After having this blog for a while, it's occurred to me that this may not help in my love department. Don't get me wrong, I would be more than willing to bring some of this stuff up after a glass of wine or five if I didn't know you that well...but, having it on the Internet is kind of a different story. It's almost as if having a diary just open on a busy city sidewalk, with a neon sign by it that says "READ ME." But in all fairness, it was my choice to do this. In a way this is a way to document all of my crazy experiences, the modern way. Though, I do have a regular journal I write in every night. (The stuff in that would make your eyes pop out even more.) Anyways, the point I'm trying to make is...there are people who are regular readers of this blog, that I don't know that well or for that matter, at all. I have readers in the United Kingdom, Italy, and Orange County, FL. For instance, a former classmate of mine told me how much her two brothers love my blog. Well, who the hell are they? I'm appreciative of the audience but still a little guarded. Yes, sometimes I do care about what people think about me. 98% of the time I don't. But, anyone who says they don't at all, need to check their pants because they're a liar. We like to be liked and for people to think positive things about us. And by not knowing the readers, I always think "God, they must think I'm crazy wild with little or no boundaries, partying 24/7, with no sleep in between." I can promise you that image is not right. At all. Another obstacle in keeping a blog is when talking to a guy who has been exposed to your entries. They either think one of two things - 1.) "Every day spent with her is going to involve something hilarious, crazy, absurd or possibly all three." Or my favorite - 2.) "What if I do or say something stupid? She's going to write a blog about me. I don't want to be one of her little entries." My response to the second thought is "Don't flatter yourself, there are many stories about guys I've encountered that I don't plan on posting that are quite humorous because it would be obvious to some readers on who it might be. And I'm not that cruel.

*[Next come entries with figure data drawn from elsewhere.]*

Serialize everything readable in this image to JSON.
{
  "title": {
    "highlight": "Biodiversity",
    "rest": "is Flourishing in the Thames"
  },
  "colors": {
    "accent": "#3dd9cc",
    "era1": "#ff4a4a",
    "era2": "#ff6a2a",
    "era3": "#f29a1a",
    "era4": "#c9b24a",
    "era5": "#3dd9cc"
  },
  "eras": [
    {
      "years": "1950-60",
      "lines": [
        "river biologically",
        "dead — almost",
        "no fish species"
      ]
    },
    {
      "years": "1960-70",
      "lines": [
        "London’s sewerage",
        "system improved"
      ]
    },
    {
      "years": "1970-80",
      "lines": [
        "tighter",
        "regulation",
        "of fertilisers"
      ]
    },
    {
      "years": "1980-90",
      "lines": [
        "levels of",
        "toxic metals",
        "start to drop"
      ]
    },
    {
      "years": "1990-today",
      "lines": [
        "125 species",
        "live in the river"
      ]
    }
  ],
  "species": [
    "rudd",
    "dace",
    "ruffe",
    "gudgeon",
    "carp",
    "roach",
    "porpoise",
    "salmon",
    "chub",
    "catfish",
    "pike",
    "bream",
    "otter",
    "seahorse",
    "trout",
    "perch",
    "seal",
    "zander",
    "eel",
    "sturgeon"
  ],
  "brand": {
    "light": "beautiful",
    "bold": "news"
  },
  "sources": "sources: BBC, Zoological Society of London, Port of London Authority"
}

The point of this blog that I'm "trying" to make is that I'm not always that crazy girl with movie style adventures. Yes, I've gone to Bondage Bars but I consider my Grams to be one of my best friends. Yes, I've watched Rock stars snort cocaine off of women's body parts but taught Bible School the following Sunday. Yes, I had the radio station I was interning for talk about my bikini line on the air but I spend a lot of my time at the library, Yes, I "borrowed" a police car but would be where ever you are in a heart beat if you needed my help at 4 in the morning, Yes, I bungee jumped but I scream like a little girl when a mouse is near. And sometimes I stay in Saturday nights watching the West Wing, soaking in a bubble bath, and making up potential raps in my head. Yes, I'm a bundle of sass with a dash of wild but let's not forget the side of sweet.

So, I'm not expecting my readers to understand how I operate from this little post. I'm a little bit of this and that. Unpredictable with rituals. Independent with the need for encouragement. Open with her sexuality but picky with who she exposes that side to. An obsessive shopper who changes her own oil. I'm simply a walking contradiction in heels.

The puzzle of myself is not put together like everyone else's, it's occasionally missing some pieces, and the pattern or picture may not make sense to most, but it does...to me. And that's all that really matters in the end.